Her life was an example of how to patiently build for the long term. Utterly dedicated to her career, a careful manager of her finances (mistaken for stinginess by unwise types who now depend on her largesse for their sustenance, a largesse afforded her by the same frugality they once derided), content and self-possessed, I could not ask for a better role model of how to be an adult, how to keep things heading in the right direction at all times, and how to enjoy life’s simple pleasures. Perhaps her greatest legacy is inculcating me into the cult of wine drinking, a practice which I will most assuredly take to my grave.

In her late 50s and already enjoying a distinguished career, she enrolled for and earned a Masters in Public Health. I assume she did this for shits and giggles, because I couldn’t tell you what she planned to do with it in addition to her PhD in Immunology. Ah, but there are those grandkids again.

***

Today is their birthdays. Unfortunately, I cannot join either of them physically to celebrate this day together. But this post, I hope, expresses something of what I feel for these bookish, accomplished, striving, caring, totally dope women who, though quite different—Eka is quiet, deliberate and unassuming, Nkoyo is stylistically the equivalent of a bazooka—embraced me with a deep, unmistakeable love. If I could give my daughters one thing as they grow into their adulthood, it would be this same gift of the feeling of inimitable love I enjoyed (and still enjoy) from my two mothers.

Today, I drink to their healths — wine, of course.

Uncertainty

So much uncertainty; on all sides, death is pressing.

Nothing about this year has been normal. Feels like the last time we had a normal day was an entire lifetime ago. The news, never positive, has taken an even grimmer turn. What will tomorrow bring?

In Nigeria, we begin or close each day with a new death, or rumours of death. Some prominent figure, once dazzling and imperious, now rendered mute by a killer whose name we only learned this Easter. Some gloat. Stupid. You or a loved one may be next.

“Test to death in one week,” someone said today over WhatsApp. How?

Where once the dry nightly statistics issued by NCDC were watched like a sort of daily death league match, stories of dying have seized control of our imaginations. I wrote a post about stories being more powerful that statistics, but goodness, even I wasn’t ready for this.
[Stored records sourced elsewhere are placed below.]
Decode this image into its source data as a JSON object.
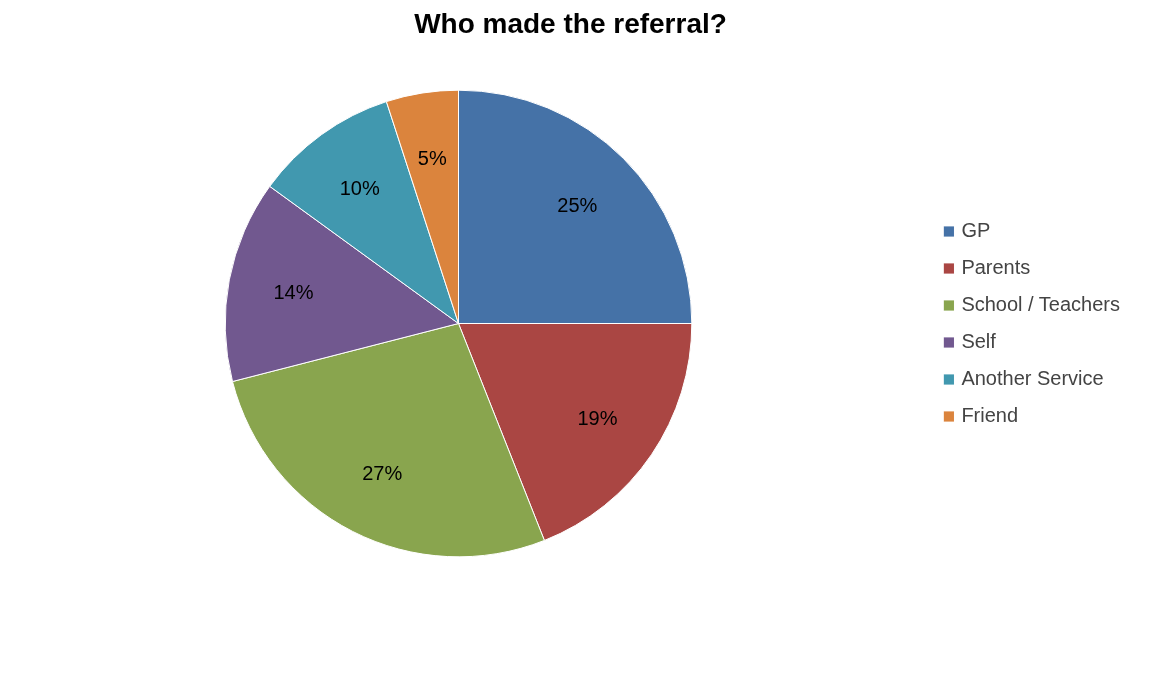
{
  "chart_data": {
    "type": "pie",
    "title": "Who made the referral?",
    "categories": [
      "GP",
      "Parents",
      "School / Teachers",
      "Self",
      "Another Service",
      "Friend"
    ],
    "values": [
      25,
      19,
      27,
      14,
      10,
      5
    ],
    "colors": [
      "#4572a7",
      "#aa4643",
      "#89a54e",
      "#71588f",
      "#4198af",
      "#db843d"
    ],
    "value_labels": [
      "25%",
      "19%",
      "27%",
      "14%",
      "10%",
      "5%"
    ],
    "legend": "right"
  }
}
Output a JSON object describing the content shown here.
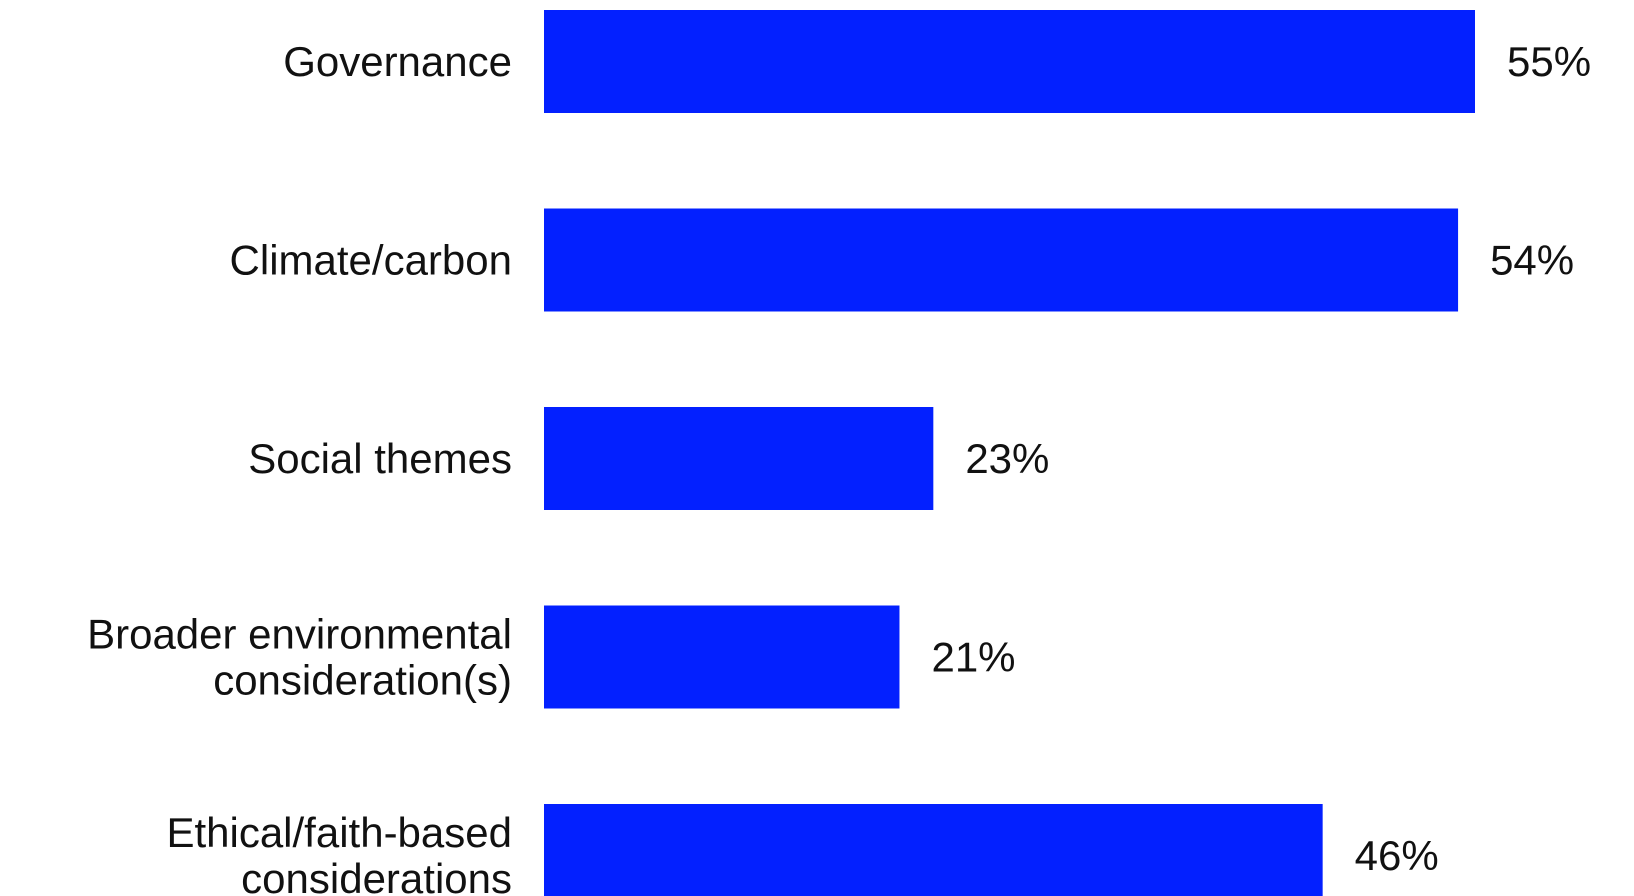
{
  "chart_data": {
    "type": "bar",
    "orientation": "horizontal",
    "categories": [
      [
        "Governance"
      ],
      [
        "Climate/carbon"
      ],
      [
        "Social themes"
      ],
      [
        "Broader environmental",
        "consideration(s)"
      ],
      [
        "Ethical/faith-based",
        "considerations"
      ]
    ],
    "values": [
      55,
      54,
      23,
      21,
      46
    ],
    "value_labels": [
      "55%",
      "54%",
      "23%",
      "21%",
      "46%"
    ],
    "bar_color": "#0320FF",
    "title": "",
    "xlabel": "",
    "ylabel": "",
    "xlim": [
      0,
      55
    ],
    "grid": false,
    "legend": "none"
  }
}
Where I once scoffed at the garlic and ginger home remedies—now I drink garlic and ginger tea. It can’t possibly hurt.

Uncertainty.

I worry. I worry about being away from my family. Videos which once delighted—a successful experiment with baking scones—now leave me pensive and pondering a dreadful, dreadful question: Will I see them again?

I worry. I worry about my parents far away, cloistered from the world, social distancing. What sort of evil disease hunts people entering the go-easy stage of life? It is one thing to worry about surviving for your young family, it is quite another to ponder the far more concrete possibility of one’s older, more vulnerable loved ones being snatched away. Will I see them again?

Who can answer such questions?

So much uncertainty, so much death, so much fear. Tossed in the currents of this unfamiliar river, we press on holding faith that there is a bank somewhere ahead.